Al presentar las oraciones, expliqué que íbamos a realizar un entierro sencillo y digno para los bahá’ís y que el servicio conmemorativo, con elogios, testimonios y recuerdos, vendría después. Sin embargo, reconocimos la naturaleza heroica de la vida de George en la Tierra y su nueva libertad en el otro mundo, mencionando nuestra firme convicción de que Dios no cree en el color de la piel y que un día la humanidad tampoco lo hará, de modo que, en algún momento, los hijos de nuestros hijos no podrán imaginar la creencia en una opresión tan horrible e hiriente, tan costosa para todos nosotros.

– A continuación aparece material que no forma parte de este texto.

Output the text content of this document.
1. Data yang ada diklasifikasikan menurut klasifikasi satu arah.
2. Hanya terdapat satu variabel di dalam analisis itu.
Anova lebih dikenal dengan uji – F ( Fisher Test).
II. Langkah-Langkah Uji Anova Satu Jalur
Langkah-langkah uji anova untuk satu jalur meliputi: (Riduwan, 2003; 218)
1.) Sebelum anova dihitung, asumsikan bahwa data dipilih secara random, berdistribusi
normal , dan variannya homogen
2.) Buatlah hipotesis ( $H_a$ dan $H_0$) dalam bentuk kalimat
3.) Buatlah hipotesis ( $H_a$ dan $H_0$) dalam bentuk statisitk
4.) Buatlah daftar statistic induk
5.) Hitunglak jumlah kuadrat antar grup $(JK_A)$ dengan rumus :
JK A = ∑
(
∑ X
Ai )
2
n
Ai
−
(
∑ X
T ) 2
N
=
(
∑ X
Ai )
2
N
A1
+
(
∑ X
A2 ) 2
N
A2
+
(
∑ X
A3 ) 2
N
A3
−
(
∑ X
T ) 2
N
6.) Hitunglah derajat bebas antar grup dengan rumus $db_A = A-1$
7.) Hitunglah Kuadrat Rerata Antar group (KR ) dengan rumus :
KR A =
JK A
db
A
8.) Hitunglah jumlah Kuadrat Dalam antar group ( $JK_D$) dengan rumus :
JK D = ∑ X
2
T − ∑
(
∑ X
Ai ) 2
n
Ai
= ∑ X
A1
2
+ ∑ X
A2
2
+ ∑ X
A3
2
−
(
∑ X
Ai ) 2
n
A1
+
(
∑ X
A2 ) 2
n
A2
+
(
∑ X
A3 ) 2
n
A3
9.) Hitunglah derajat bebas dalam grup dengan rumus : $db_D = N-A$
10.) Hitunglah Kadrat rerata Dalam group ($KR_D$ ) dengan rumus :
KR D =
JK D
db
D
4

En su funeral, las dificultades de una sociedad dividida parecieron desvanecerse. Se nos concedió, y atesoramos, una maravillosa evidencia del poder del amor de Dios. Recordé la exhortación de Abdu’l-Bahá en Contestaciones a unas preguntas: «Si no fuera por el amor de Dios, el distanciamiento no daría paso a la unidad».
Las personas que se reunieron en memoria de los innumerables servicios de George a la humanidad sintieron, y recordarán para siempre, su radiante presencia. Cada uno de nosotros tuvo el gran consuelo, en el momento de la pérdida de un alma valiosa, de ver a la descendencia de esa persona surgir en su lugar. Nos animó ver a los hijos de George dándose fuerza unos a otros, sirviendo a su afligida madrastra, y haciendo realidad los deseos de George.
Su pérdida es dolorosa, pero oramos, incluso cuando vemos destellos del cumplimiento de nuestra oración, para que encarnen la esencia de su señor. Ni George ni sus buenas acciones se han perdido realmente, ni siquiera en este mundo.